Le cavità turistiche. Le prime cavità a diventare turistiche furono quelle dei Quartieri Spagnoli, con accesso da via S. Anna di palazzo. Era il 1980. “Aprimmo per una settimana facendo pagare 20 mila lire e inaspettatamente avemmo un pubblico di 200 persone a sera, provenienti anche da altre regioni”. Visto il successo, il sito restò aperto sempre e seguì l’apertura della Napoli del sottosuolo di piazza S. Gaetano. “Per liberare dalle macerie la cavità ci volle un anno e mezzo. Entravamo con grande fatica dal pozzo di S. Gregorio Armeno, mentre sarebbe stato molto più semplice l’accesso dal negozio di un falegname di piazza S. Gaetano che però non voleva farci passare. Così una sera gli feci uno scherzo: accesi tutti gli interruttori delle macchine della bottega e quando lui arrivò la mattina dopo e attaccò la corrente, le macchine partirono da sole lui scappò via terrorizzato, pensando che si trattasse del Monaciello”.

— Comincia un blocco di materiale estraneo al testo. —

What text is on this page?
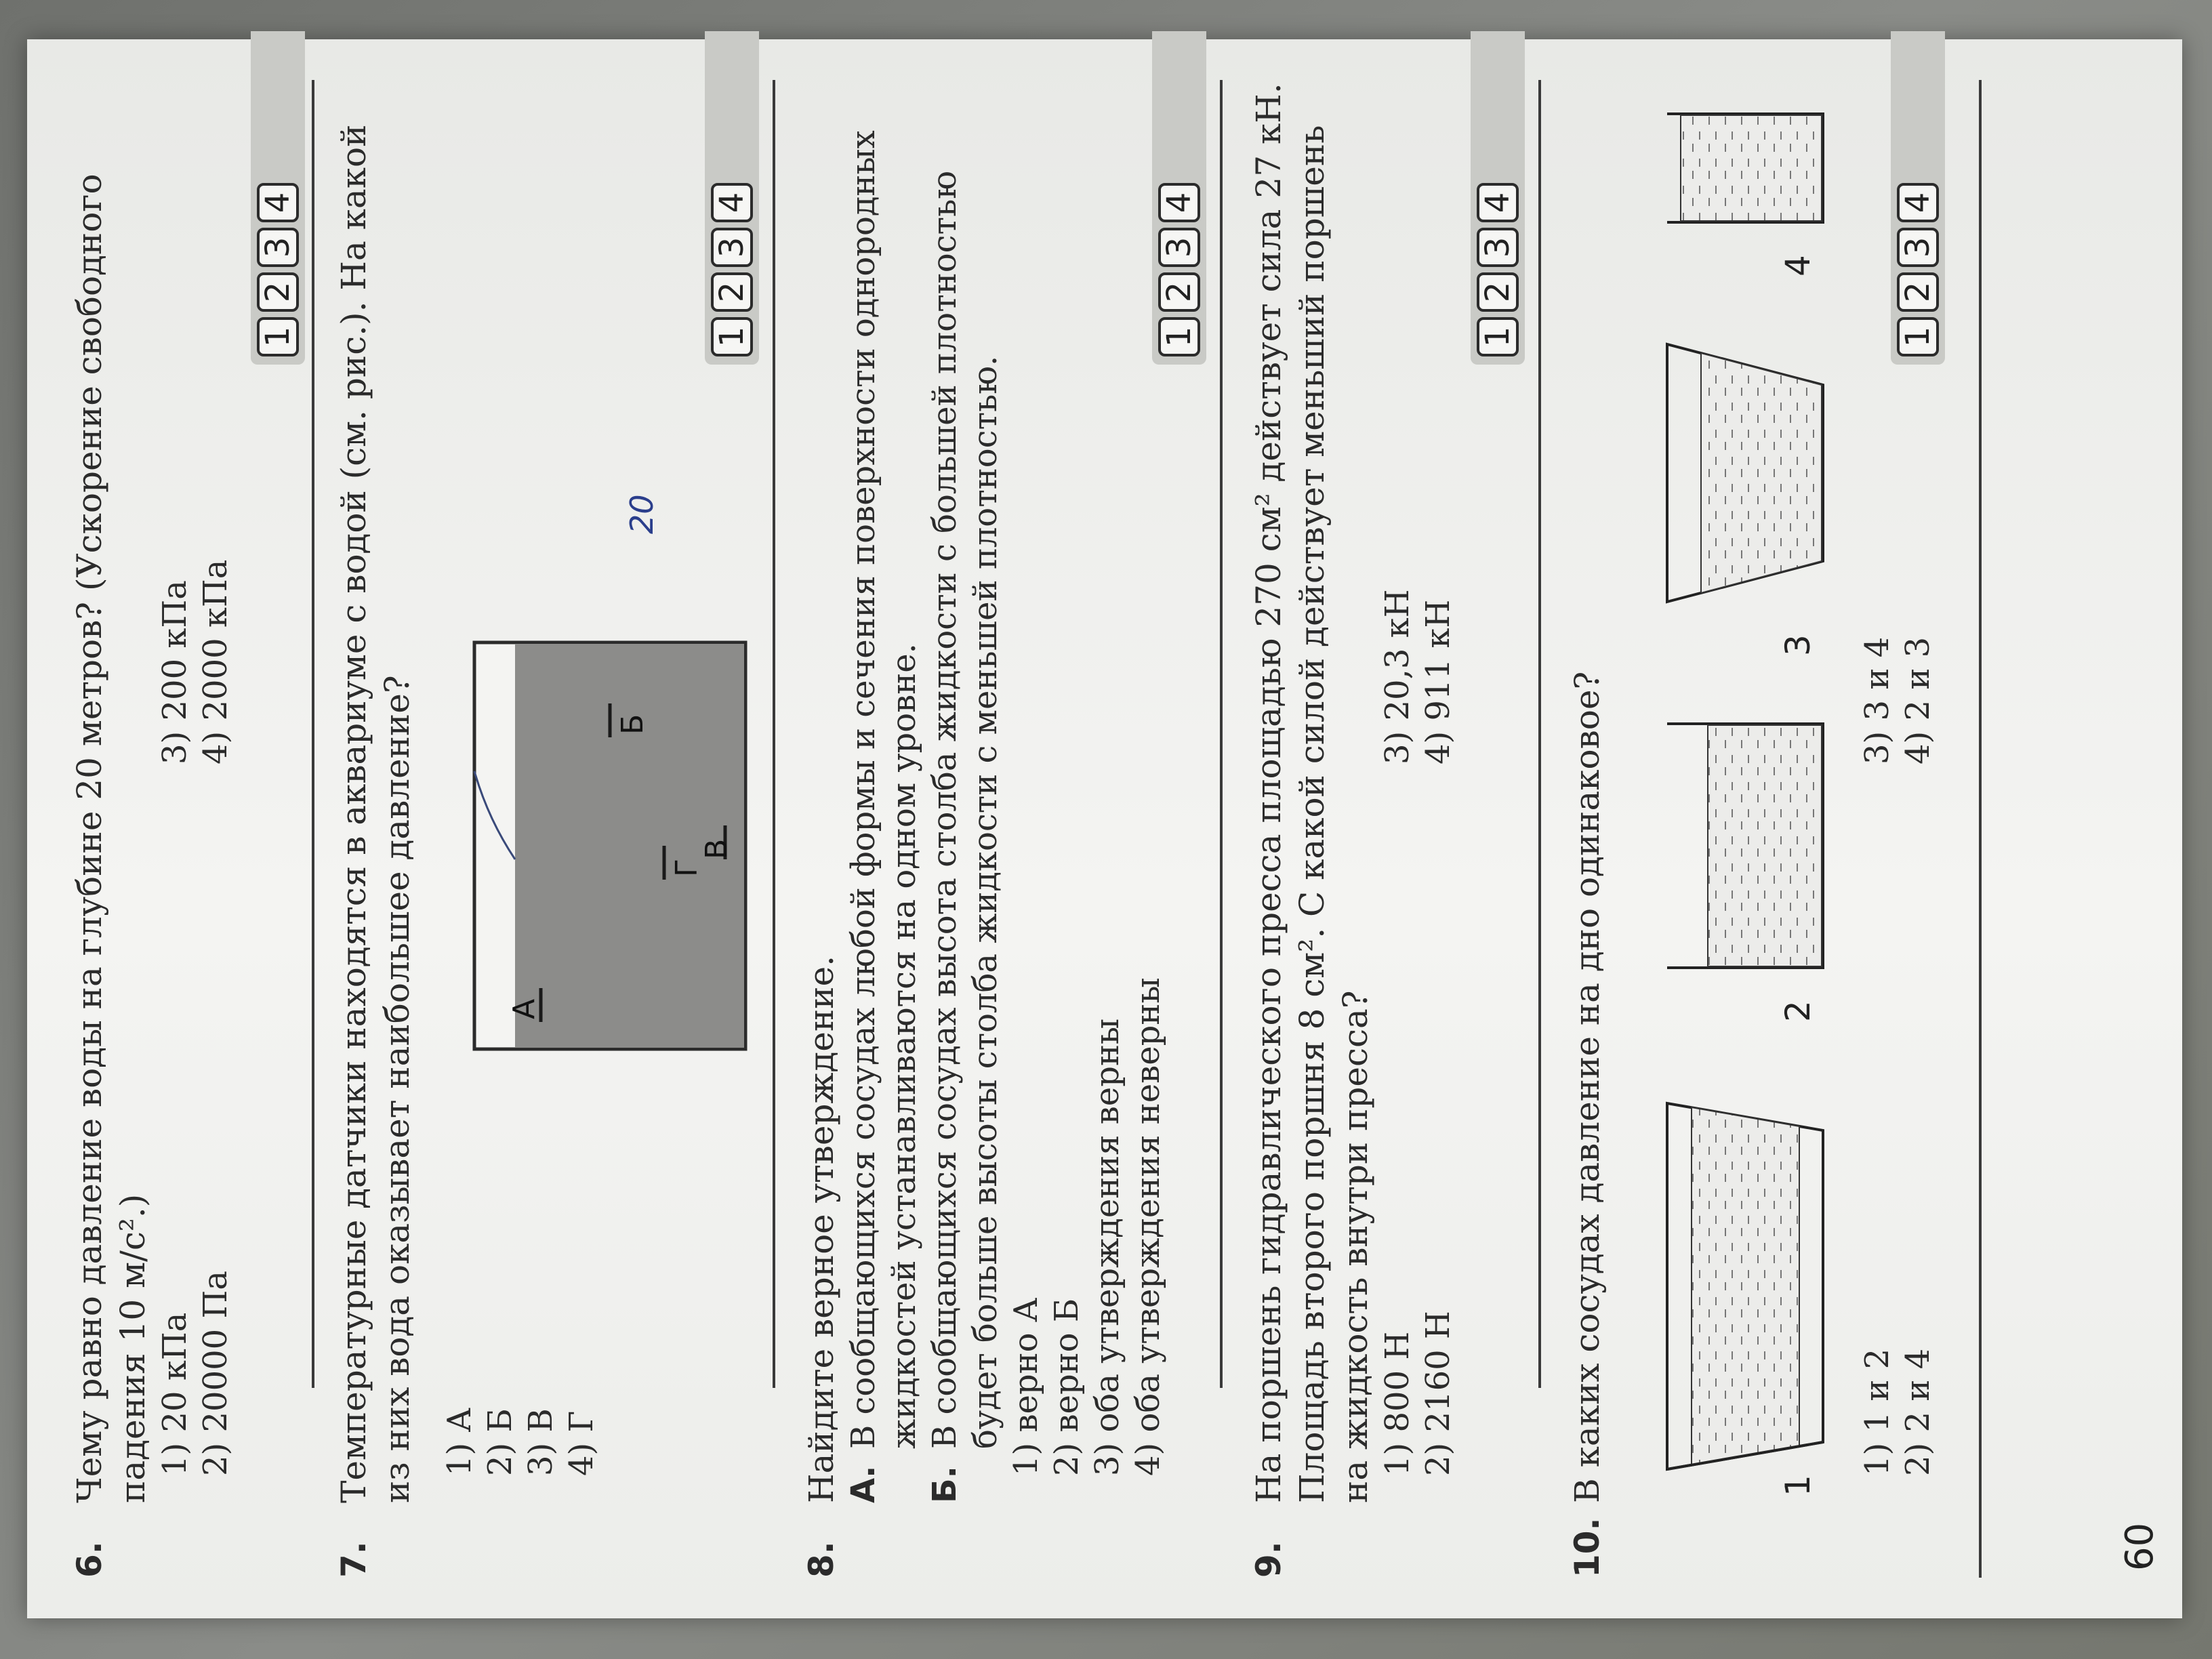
6.
Чему равно давление воды на глубине 20 метров? (Ускорение свободного падения 10 м/с².) 1) 20 кПа 2) 20000 Па
3) 200 кПа 4) 2000 кПа
1
2
3
4
7.
Температурные датчики находятся в аквариуме с водой (см. рис.). На какой из них вода оказывает наибольшее давление? 1) А 2) Б 3) В 4) Г
А
Б
Г
В
20
1
2
3
4
8.
Найдите верное утверждение. А.
В сообщающихся сосудах любой формы и сечения поверхности однородных жидкостей устанавливаются на одном уровне.
Б.
В сообщающихся сосудах высота столба жидкости с большей плотностью будет больше высоты столба жидкости с меньшей плотностью. 1) верно А 2) верно Б 3) оба утверждения верны 4) оба утверждения неверны
1
2
3
4
9.
На поршень гидравлического пресса площадью 270 см² действует сила 27 кН. Площадь второго поршня 8 см². С какой силой действует меньший поршень на жидкость внутри пресса? 1) 800 Н 2) 2160 Н
3) 20,3 кН 4) 911 кН
1
2
3
4
10.
В каких сосудах давление на дно одинаковое?	1
2
3
4
1) 1 и 2 2) 2 и 4
3) 3 и 4 4) 2 и 3
1
2
3
4
60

SRilievo-Casalnuovo-04-11-0302ottosuolo, radar del benessere della superficie. Oltre ad essere una fonte di emozioni, la conoscenza del sottosuolo è uno strumento essenziale per prevenire i disastri provocati dall’incuria dell’uomo, quali la mancata manutenzione delle fogne e degli acquedotti.
“Nel 1968- ricorda Clemente-  un palazzo crollò nel vuoto sottostante via Catullo. Si istituì una commissione che prese atto del fatto che non esisteva una cartografia precisa delle cavità napoletane e si pensò che l’amministrazione Lauro l’avesse distrutta, in verità non era mai esistita. Infatti, ad inoltrarsi nei meandri tufacei della città erano stati gli addetti alla manutenzione degli acquedotti, i pozzari, le cui testimonianze erano state raccolte da Celano, Galante, Melisurgo, che tuttavia non erano mai scesi personalmente sotto terra”. Prima del 1939, ovvero quando 400 cavità furono utilizzate dall’Unione Nazionale Protezione Antiaerea per far rifugiare l’intera popolazione napoletana durante la guerra, non c’erano neanche scale di accesso al sottosuolo. “La commissione del Comune iniziò a proporre conti esorbitanti per il lavoro di censimento. A quel punto si alzò Pietro Parenzan, allora presidente del CSM, e disse “Noi possiamo farlo anche gratis. Basta che mi diate i permessi”. Si decise che il gruppo del CSM fosse pagato 100 lire a mq per le cavità accessibili con la scala e 200 lire per quelle accessibili dai pozzi. Eravamo convinti che bisognasse fare presto perché se fossero morti gli anziani, memoria dei rifugi antiaerei, le cavità non si sarebbero più trovate. Io stesso andai casa per casa a chiedere ai condomini se c’erano dei pozzi o delle scale nei palazzi antichi. Ricordo una portiera ormai in pensione che prese una grossa chiave e mi portò lei stessa nel sottoscala del suo palazzo”.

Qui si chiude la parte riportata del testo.